Internal auditors have become increasingly effective in assessing traditional risks; however, the ability to identify and assess emerging risks presents new challenges and requires even greater proficiency. Emerging risks are the newly developing risks that cannot yet be fully assessed but that could, in the near future, affect the viability of our organizations’ strategies and business models. These risks have no track record, so despite the fact that our risk assessment techniques are becoming more sophisticated each year, new and emerging risks are still the most difficult risks for us to identify and quantify.
Too often, traditional risk assessment techniques can miss these risks completely. Even the biggest game-changing risks can be hard to spot until after they have resulted in disastrous consequences. A decade or two ago, regulations such as the U.S. Foreign Corrupt Practices Act or the more recently enacted U.K. Bribery Act were largely ignored by most audit groups. Risks involving cloud computing were not yet even being contemplated. There was no global liquidity crisis, and relatively few city governments were in severe financial distress. Organizations that were not positioned to respond rapidly to these changing conditions often were destined to pay a high price for the oversight.
It might seem that because emerging risks can have such a devastating impact, management of these risks would receive significant attention and resources from management. In reality, the opposite often is true: Emerging risks are the ones not yet on management’s radar, and there can be a natural tendency to avoid dealing with risks that have not yet materialized. When we are fully involved in addressing today’s problems, it is tempting to ignore the problems of the future: As the old saying has it, “Do not worry about tomorrow, for tomorrow never comes.” In reality, however, tomorrow really will come, and it is the ability to predict problems before they happen that audit committees most value in chief audit executives. We not only need to worry about tomorrow, but we also need to develop a keen understanding of what might happen tomorrow even in relatively unlikely scenarios.
Emerging risks can arise from any direction — internal or external to the enterprise — so “no surprises” means that internal audit must have broad peripheral vision to anticipate risks from new or unexpected sources. Identifying and assessing these risks requires us to think creatively.
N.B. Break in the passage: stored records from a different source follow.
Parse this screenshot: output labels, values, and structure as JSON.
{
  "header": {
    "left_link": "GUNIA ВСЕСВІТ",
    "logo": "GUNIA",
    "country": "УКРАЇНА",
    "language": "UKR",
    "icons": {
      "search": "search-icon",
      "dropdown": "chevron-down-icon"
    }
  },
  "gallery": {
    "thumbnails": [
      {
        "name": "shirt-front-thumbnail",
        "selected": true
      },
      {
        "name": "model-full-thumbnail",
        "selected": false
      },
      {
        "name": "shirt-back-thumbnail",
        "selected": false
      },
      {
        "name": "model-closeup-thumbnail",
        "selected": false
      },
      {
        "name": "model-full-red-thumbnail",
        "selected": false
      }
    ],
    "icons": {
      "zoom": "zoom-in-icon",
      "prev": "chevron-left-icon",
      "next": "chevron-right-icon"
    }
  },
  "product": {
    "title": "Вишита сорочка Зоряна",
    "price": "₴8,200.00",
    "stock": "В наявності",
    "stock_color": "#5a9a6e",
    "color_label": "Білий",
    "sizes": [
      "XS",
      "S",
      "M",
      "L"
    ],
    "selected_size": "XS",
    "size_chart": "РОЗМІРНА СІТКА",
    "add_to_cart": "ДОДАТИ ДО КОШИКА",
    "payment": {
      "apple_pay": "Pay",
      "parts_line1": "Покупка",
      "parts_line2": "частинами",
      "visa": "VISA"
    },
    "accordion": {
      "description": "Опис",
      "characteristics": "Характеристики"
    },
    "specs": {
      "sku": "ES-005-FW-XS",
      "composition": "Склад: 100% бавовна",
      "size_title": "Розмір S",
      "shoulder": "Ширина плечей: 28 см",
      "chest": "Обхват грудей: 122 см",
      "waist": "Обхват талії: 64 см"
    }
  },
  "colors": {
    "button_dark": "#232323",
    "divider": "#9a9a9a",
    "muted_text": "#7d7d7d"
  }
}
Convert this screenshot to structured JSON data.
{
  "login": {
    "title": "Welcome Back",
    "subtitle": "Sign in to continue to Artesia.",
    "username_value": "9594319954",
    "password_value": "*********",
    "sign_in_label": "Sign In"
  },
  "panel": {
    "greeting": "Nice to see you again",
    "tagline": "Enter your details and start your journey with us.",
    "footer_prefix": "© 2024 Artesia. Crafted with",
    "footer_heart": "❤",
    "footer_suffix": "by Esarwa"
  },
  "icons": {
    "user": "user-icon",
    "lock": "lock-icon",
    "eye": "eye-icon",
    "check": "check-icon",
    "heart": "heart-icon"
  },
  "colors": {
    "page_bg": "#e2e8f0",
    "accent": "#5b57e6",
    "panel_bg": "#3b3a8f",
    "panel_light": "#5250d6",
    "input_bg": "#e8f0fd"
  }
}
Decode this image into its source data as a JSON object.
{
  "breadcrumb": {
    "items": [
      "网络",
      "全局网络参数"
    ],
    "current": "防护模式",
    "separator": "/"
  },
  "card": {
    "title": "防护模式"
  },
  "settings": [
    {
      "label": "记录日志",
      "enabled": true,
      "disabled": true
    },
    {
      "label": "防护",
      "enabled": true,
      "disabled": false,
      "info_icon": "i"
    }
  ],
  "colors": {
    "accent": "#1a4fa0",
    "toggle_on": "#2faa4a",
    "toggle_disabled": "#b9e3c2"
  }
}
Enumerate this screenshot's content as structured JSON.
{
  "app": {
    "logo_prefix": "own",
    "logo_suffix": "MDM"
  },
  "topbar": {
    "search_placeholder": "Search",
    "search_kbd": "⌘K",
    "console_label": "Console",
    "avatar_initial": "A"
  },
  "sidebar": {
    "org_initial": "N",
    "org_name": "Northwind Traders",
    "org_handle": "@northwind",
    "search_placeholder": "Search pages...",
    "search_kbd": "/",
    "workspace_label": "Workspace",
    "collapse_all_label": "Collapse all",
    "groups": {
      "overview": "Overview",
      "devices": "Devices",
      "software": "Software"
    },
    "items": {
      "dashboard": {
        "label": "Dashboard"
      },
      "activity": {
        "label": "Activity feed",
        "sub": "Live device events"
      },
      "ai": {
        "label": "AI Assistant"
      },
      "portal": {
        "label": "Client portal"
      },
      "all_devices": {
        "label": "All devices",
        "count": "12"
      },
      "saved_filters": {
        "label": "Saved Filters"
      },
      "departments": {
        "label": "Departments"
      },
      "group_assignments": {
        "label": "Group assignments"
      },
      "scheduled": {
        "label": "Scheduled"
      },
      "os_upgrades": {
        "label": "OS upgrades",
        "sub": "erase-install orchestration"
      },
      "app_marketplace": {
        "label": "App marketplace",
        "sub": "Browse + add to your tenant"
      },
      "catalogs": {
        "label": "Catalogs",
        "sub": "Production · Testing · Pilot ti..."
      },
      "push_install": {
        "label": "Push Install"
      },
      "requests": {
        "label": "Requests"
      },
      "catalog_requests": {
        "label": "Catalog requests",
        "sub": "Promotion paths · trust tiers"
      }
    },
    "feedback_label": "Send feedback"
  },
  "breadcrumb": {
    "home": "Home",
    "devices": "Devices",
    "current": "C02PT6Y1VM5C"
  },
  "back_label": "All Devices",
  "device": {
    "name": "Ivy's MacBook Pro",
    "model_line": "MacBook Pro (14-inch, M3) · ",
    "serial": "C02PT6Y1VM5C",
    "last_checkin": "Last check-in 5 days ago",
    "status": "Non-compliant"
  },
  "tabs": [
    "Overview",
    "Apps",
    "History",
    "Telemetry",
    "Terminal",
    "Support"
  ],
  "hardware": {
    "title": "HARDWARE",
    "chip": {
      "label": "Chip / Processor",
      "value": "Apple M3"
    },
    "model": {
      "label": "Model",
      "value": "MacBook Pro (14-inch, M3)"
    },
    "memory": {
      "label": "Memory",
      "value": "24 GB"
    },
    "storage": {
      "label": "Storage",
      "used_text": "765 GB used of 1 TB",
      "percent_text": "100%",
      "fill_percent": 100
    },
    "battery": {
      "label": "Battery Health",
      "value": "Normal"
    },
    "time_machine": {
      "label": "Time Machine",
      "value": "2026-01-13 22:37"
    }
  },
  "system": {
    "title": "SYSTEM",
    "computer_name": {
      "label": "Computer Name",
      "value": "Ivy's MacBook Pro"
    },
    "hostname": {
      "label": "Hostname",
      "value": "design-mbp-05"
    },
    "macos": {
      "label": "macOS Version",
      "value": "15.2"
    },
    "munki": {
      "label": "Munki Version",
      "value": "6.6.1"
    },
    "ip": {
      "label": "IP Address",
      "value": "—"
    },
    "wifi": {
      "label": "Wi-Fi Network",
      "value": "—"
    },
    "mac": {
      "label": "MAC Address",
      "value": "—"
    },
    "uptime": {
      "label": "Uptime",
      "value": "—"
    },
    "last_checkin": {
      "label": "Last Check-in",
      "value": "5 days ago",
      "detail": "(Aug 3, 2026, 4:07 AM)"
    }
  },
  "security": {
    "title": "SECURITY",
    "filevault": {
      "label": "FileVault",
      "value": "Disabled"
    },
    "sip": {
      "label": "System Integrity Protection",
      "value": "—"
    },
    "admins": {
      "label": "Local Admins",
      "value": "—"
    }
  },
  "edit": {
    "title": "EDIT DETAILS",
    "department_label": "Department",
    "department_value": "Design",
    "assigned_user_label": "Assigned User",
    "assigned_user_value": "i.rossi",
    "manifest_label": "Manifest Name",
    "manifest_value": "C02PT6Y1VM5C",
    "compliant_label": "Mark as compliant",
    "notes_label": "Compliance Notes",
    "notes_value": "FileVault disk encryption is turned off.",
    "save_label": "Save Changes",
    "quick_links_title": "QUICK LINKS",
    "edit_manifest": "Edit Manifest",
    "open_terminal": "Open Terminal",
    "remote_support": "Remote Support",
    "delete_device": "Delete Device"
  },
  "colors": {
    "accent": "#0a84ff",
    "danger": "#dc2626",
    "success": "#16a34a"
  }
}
Merely updating last year’s risk assessment simply won’t do: We must truly look at the organization’s goals, objectives, and operations with a fresh eye, constantly asking, “What could keep us from accomplishing this as intended?”
Often internal auditors try to assess emerging risks using “risk assessment by walking around” techniques, in which we ask management what it sees as its new risks. But while the technique can be highly effective in identifying ongoing internal risks, management is all too likely to be blind-sided about risks arising outside the organization. Is a potential new competitor planning to enter our markets? Might a geo-political development or environmental disaster strike a key supplier or customer? Understanding and predicting such potentially game-changing events necessitates heightened awareness of changing conditions. We need to be able to assess the potential impacts and the interconnectedness with other risks even before the risk has fully materialized.
The job is not an easy one. We must become students of the global economic and geo-political environment and stay informed about industry trends and the regulatory landscape. We must know what drives corporate performance and understand the factors that might hinder accomplishment of goals. We must develop better risk analytics, and we must evaluate how emerging risks are incorporated into strategic plans. We must be able to look into the crystal ball of “what if” scenarios and spot potential opportunities before they have passed us by, because the only way to assure our audit committees receive no surprises is to keep them informed of potential events even before they take place.